Friday, October 14, 2016

Dalam Emailmu.

Kau selalu menggerutu. Bandung sudah tidak lagi seperti yang dulu. Misuhmu adalah sesuatu yang selalu kau ulang di email. Kau protes Bandung panas, jalan Braga semakin macet, Dago sudah tidak lagi dingin, Martadinata seolah jadi Kemang Jakarta. Taman semakin banyak, namun  volume mobil juga kian melonjak. Becak yang naik harganya, jajanan dari gurilem hingga kue cubit yang makin mahal. Ya, walau taman punya wi-fi sekarang, enggan tetap kau sambang. Kenapa? Ah, aku tahu, nanti tidak ada yang kau mintakan tisu. Kau kan mudah berpeluh.
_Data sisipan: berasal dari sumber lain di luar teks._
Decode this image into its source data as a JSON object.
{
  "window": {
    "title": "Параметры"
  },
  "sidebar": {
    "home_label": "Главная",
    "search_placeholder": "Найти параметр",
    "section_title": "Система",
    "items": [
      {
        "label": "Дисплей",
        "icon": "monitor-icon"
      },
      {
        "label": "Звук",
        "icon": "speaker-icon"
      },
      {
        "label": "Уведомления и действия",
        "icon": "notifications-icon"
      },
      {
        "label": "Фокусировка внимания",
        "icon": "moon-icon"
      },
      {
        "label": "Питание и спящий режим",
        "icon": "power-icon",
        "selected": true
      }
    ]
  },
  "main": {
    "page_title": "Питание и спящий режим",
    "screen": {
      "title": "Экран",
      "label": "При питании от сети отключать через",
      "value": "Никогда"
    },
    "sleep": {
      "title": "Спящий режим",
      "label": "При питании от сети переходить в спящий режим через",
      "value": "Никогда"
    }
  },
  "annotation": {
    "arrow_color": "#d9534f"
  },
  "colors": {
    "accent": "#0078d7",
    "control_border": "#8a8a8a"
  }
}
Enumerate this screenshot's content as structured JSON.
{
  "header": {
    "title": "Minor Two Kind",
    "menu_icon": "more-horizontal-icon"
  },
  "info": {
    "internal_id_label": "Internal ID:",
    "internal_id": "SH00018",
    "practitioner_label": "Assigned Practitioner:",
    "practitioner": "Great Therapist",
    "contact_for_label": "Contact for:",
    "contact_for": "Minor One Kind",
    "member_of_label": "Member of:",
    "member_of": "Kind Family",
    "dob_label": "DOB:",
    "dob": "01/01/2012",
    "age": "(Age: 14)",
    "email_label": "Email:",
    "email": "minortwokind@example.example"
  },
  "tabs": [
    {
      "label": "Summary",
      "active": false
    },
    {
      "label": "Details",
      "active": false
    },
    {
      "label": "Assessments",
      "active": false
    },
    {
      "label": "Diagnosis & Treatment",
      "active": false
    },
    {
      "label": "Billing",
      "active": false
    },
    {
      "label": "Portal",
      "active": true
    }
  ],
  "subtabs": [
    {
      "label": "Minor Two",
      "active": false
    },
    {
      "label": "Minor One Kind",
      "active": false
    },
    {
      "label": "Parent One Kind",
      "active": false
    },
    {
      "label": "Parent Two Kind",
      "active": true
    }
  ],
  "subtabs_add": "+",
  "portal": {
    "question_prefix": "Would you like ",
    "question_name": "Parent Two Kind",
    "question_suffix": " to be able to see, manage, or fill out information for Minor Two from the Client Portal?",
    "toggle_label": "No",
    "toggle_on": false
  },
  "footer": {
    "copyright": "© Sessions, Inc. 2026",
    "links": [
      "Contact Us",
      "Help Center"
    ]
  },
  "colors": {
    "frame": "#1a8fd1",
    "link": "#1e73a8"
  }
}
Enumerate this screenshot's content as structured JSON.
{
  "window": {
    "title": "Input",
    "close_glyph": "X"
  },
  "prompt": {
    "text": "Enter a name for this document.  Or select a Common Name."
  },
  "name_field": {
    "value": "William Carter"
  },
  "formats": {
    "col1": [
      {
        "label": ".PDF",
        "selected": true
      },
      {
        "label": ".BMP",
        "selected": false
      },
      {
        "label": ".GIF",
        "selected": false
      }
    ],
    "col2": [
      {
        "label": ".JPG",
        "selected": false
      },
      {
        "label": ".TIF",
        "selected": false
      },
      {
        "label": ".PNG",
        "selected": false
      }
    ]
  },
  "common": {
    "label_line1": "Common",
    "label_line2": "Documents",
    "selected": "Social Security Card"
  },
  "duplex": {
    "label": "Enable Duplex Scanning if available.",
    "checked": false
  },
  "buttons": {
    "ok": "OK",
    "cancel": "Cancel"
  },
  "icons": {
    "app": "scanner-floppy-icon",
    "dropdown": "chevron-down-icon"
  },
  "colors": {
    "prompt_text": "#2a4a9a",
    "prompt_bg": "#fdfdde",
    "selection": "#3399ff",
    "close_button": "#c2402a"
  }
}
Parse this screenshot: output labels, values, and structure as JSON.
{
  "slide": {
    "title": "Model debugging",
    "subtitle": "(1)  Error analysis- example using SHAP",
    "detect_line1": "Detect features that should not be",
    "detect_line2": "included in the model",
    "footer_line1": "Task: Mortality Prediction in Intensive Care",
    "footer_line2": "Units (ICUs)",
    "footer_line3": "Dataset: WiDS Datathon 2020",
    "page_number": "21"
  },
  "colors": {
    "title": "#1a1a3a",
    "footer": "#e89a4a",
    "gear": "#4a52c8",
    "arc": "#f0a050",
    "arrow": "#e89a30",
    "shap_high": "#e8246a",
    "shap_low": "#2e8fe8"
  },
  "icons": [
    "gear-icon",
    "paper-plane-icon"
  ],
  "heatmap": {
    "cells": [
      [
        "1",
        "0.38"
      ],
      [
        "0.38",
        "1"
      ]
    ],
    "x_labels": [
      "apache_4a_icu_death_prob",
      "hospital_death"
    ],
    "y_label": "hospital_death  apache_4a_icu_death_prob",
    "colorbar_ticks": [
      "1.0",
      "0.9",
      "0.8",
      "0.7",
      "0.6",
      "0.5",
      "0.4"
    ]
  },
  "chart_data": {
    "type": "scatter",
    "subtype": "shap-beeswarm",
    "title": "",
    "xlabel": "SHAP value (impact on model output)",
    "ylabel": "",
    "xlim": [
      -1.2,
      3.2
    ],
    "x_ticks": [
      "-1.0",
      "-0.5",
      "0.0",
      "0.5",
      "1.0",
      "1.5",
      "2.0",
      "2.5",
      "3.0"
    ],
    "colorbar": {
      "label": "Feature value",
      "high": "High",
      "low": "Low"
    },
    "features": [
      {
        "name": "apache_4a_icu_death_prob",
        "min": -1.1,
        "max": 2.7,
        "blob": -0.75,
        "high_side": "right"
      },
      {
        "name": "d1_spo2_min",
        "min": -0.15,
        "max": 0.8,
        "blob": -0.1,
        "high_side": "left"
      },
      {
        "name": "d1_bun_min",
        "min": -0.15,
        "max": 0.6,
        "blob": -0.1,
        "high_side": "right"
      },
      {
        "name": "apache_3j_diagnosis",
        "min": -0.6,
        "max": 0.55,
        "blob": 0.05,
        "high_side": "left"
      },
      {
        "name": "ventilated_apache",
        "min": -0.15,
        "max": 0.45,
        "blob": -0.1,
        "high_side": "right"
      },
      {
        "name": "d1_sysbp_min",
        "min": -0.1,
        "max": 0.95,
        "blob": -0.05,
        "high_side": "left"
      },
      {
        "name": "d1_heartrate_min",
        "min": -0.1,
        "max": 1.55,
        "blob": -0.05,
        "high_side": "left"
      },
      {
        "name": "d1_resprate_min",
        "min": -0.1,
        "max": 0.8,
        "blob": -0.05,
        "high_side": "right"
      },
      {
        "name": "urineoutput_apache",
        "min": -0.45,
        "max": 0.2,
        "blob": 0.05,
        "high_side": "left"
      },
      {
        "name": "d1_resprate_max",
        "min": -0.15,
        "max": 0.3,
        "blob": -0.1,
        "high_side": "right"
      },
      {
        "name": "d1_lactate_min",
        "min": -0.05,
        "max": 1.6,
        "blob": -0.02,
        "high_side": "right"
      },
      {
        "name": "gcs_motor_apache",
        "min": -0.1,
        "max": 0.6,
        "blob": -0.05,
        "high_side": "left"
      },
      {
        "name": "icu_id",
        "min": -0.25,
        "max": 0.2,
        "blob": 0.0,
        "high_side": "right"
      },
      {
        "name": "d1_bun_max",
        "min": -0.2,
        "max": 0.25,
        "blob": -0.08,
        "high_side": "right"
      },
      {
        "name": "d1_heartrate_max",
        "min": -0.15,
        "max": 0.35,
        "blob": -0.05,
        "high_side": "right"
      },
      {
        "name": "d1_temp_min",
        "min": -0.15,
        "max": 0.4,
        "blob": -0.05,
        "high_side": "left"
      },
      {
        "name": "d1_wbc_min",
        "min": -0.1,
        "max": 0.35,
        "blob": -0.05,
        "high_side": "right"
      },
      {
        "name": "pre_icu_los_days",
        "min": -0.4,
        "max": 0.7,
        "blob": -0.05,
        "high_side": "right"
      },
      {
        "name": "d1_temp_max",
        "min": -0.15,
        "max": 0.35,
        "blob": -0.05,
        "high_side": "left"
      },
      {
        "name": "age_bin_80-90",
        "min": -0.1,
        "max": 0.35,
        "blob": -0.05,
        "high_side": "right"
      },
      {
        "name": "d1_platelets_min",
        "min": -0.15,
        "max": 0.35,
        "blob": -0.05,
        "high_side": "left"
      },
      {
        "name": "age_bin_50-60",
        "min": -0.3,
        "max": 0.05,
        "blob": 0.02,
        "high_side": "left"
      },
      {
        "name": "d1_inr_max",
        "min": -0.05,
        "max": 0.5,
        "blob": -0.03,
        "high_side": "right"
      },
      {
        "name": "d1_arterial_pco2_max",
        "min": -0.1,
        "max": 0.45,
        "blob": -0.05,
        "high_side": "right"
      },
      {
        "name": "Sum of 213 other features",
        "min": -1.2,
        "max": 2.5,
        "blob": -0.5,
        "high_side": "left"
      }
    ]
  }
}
Kemudian akulah yang menampung keluh.

Aku sempat menerka apa jadinya kegiatan soremu di sana. Masihkah kau berkeliling ke galeri-galeri? Masihkah kau tetap memesan teh namun malah diammu di kedai kopi? Rumah seni mana lagi yang kau datangi? Apakabar anak-anak les yang kau amati di Barli? Atau, malam minggumu dengan anak-anak ganesa yang sibuk dengan pamerannya untuk tugas akhir, dan kau malah merecoki. Masih seringkah kau bertamu ke Siliwangi? Diam beberapa jam di kebun seni lalu pesan bitter ballen dari café di sebrang? Keliaran kah kau masih, ke teater kampus yang tempatnya macet setengah mampus?

Katamu, senja di belakang rindang kolam renang sudah tidak sebegitu indah. Siluetnya jadi susah menyorot mata-mata. Oh pantas kau gelisah. Kau dan senja adalah dua yang tidak bisa dipisah.

Katamu, kau ingin lihat senja di ibukota. 
dan katamu, suasana menjadi amat sangat lain. 

Menurutku, kau bukan kehilangan Bandung yang dulu, 
Menurutku, Kau bilang kotamu sekarang begitu, karena di sana sudah tidak ada aku.